Kolejna strona może zawierać treści nieodpowiednie dla osób niepełnoletnich. Jeśli chcesz do niej dotrzeć, wybierz niżej odpowiedni przycisk!

Nasza Loteria NaM - pasek na kartach artykułów

Restauracja Europa popadła w ruinę (ZDJĘCIA)

Karolina Wojna
Kiedyś "Europa" była najbardziej ekskluzywnym lokalem w Piotrkowie, dziś odpada w ruinę
Kiedyś "Europa" była najbardziej ekskluzywnym lokalem w Piotrkowie, dziś odpada w ruinę Dariusz Śmigielski
Szarobura, rozwalająca się, wstydliwie schowana za banerami reklamowymi, siatkami ochronnymi i tablicami ostrzegającymi przed spadającymi fragmentami elewacji.

Kiedyś była najbardziej ekskluzywnym lokalem w Piotrkowie, potem aspirowała do miana centrum świata.

Dziś dawna Restauracja Europa ciągle czeka na swój czas, który zdaniem Andrzeja Matuszewskiego, właściciela obiektu jeszcze nie nadszedł. Kiedy nadejdzie?
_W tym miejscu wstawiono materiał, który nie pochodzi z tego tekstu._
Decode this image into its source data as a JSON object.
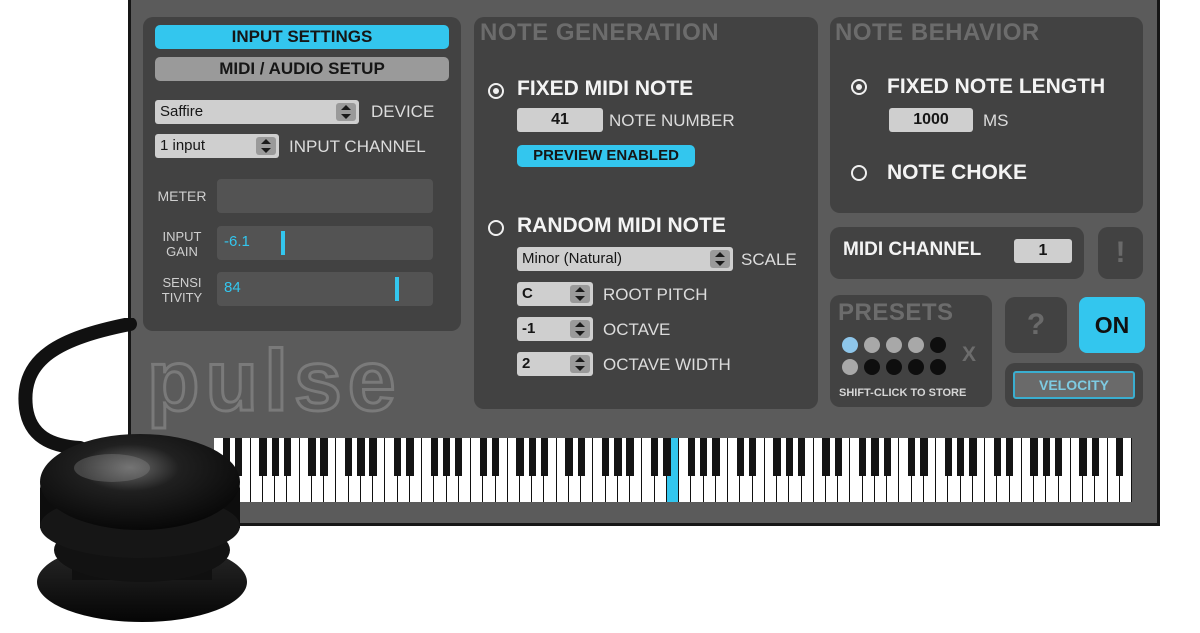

Tego przedsiębiorca nie wie, ale nadal nie traci wiary, że tak się stanie i że odnowi oraz rozbuduje obiekt zgodnie z pierwotnymi, fantazyjnymi planami tzn. częścią hotelową i zapleczem rozrywkowo-gastronomicznym.
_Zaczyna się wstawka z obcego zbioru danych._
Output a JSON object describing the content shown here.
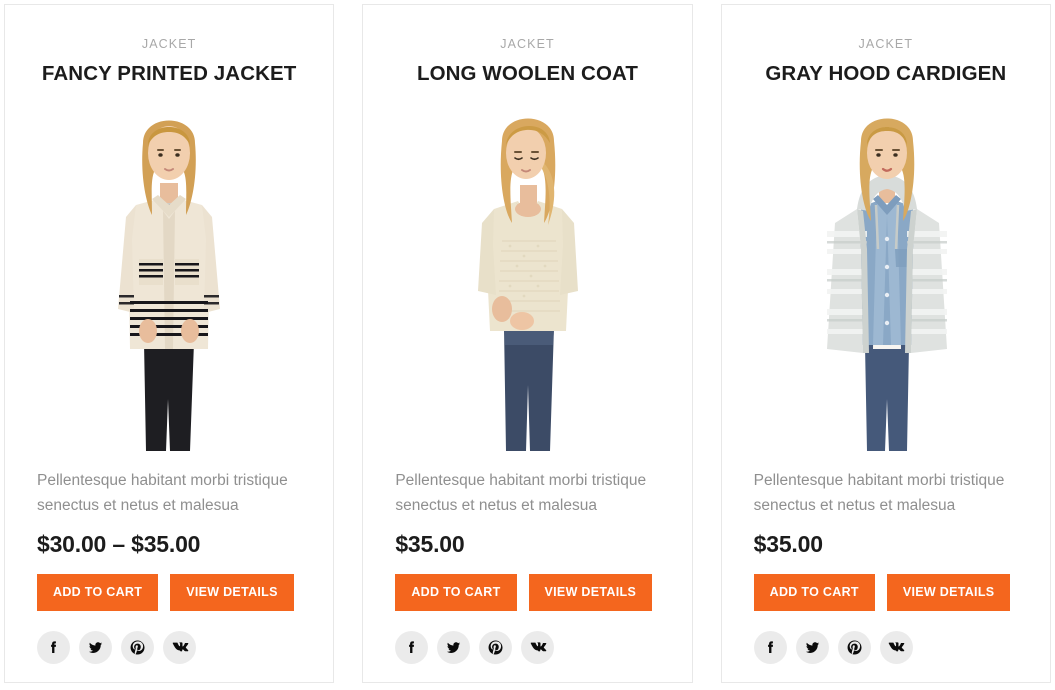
{
  "page": {
    "background": "#ffffff",
    "accent_color": "#f4661e",
    "card_border_color": "#e8e8e8",
    "social_bubble_color": "#ebebeb",
    "muted_text_color": "#8f8f8f",
    "category_text_color": "#a8a8a8",
    "title_text_color": "#1c1c1c"
  },
  "products": [
    {
      "category": "JACKET",
      "title": "FANCY PRINTED JACKET",
      "description": "Pellentesque habitant morbi tristique senectus et netus et malesua",
      "price": "$30.00 – $35.00",
      "add_to_cart_label": "ADD TO CART",
      "view_details_label": "VIEW DETAILS",
      "image_alt": "Woman wearing cream printed jacket with black striped pockets and black pants",
      "social": [
        {
          "name": "facebook",
          "icon": "facebook-icon"
        },
        {
          "name": "twitter",
          "icon": "twitter-icon"
        },
        {
          "name": "pinterest",
          "icon": "pinterest-icon"
        },
        {
          "name": "vk",
          "icon": "vk-icon"
        }
      ]
    },
    {
      "category": "JACKET",
      "title": "LONG WOOLEN COAT",
      "description": "Pellentesque habitant morbi tristique senectus et netus et malesua",
      "price": "$35.00",
      "add_to_cart_label": "ADD TO CART",
      "view_details_label": "VIEW DETAILS",
      "image_alt": "Woman wearing cream knit long woolen top with blue jeans",
      "social": [
        {
          "name": "facebook",
          "icon": "facebook-icon"
        },
        {
          "name": "twitter",
          "icon": "twitter-icon"
        },
        {
          "name": "pinterest",
          "icon": "pinterest-icon"
        },
        {
          "name": "vk",
          "icon": "vk-icon"
        }
      ]
    },
    {
      "category": "JACKET",
      "title": "GRAY HOOD CARDIGEN",
      "description": "Pellentesque habitant morbi tristique senectus et netus et malesua",
      "price": "$35.00",
      "add_to_cart_label": "ADD TO CART",
      "view_details_label": "VIEW DETAILS",
      "image_alt": "Woman wearing gray striped hooded cardigan over denim shirt with blue jeans",
      "social": [
        {
          "name": "facebook",
          "icon": "facebook-icon"
        },
        {
          "name": "twitter",
          "icon": "twitter-icon"
        },
        {
          "name": "pinterest",
          "icon": "pinterest-icon"
        },
        {
          "name": "vk",
          "icon": "vk-icon"
        }
      ]
    }
  ]
}
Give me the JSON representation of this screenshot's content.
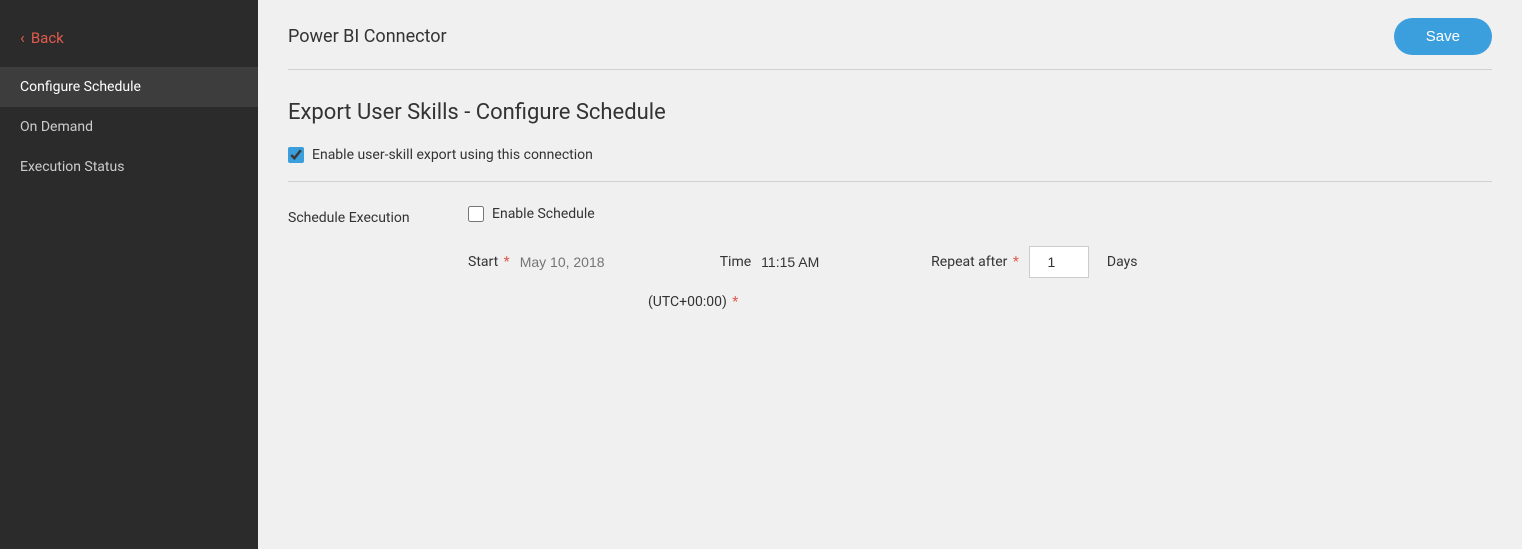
{
  "sidebar": {
    "back_label": "Back",
    "nav_items": [
      {
        "id": "configure-schedule",
        "label": "Configure Schedule",
        "active": true
      },
      {
        "id": "on-demand",
        "label": "On Demand",
        "active": false
      },
      {
        "id": "execution-status",
        "label": "Execution Status",
        "active": false
      }
    ]
  },
  "header": {
    "title": "Power BI Connector",
    "save_button_label": "Save"
  },
  "page": {
    "heading": "Export User Skills - Configure Schedule",
    "enable_checkbox_label": "Enable user-skill export using this connection",
    "enable_checkbox_checked": true,
    "schedule_execution_label": "Schedule Execution",
    "enable_schedule_label": "Enable Schedule",
    "enable_schedule_checked": false,
    "start_label": "Start",
    "start_required": true,
    "start_placeholder": "May 10, 2018",
    "time_label": "Time",
    "time_value": "11:15 AM",
    "utc_label": "(UTC+00:00)",
    "utc_required": true,
    "repeat_after_label": "Repeat after",
    "repeat_after_required": true,
    "repeat_after_value": "1",
    "days_label": "Days"
  }
}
- Na razie te plany są odłożone na półkę, to nie jest dobry czas - Matuszewski po raz kolejny nie ukrywa, że nie ma na razie pieniędzy na realizację rozbujałej inwestycji, nie ma też ciągle poważnego wspólnika, a zaciąganie kilkunastu milionów kredytu na taki cel jest - biorąc pod uwagę opłacalność inwestycji - zbyt ryzykowne.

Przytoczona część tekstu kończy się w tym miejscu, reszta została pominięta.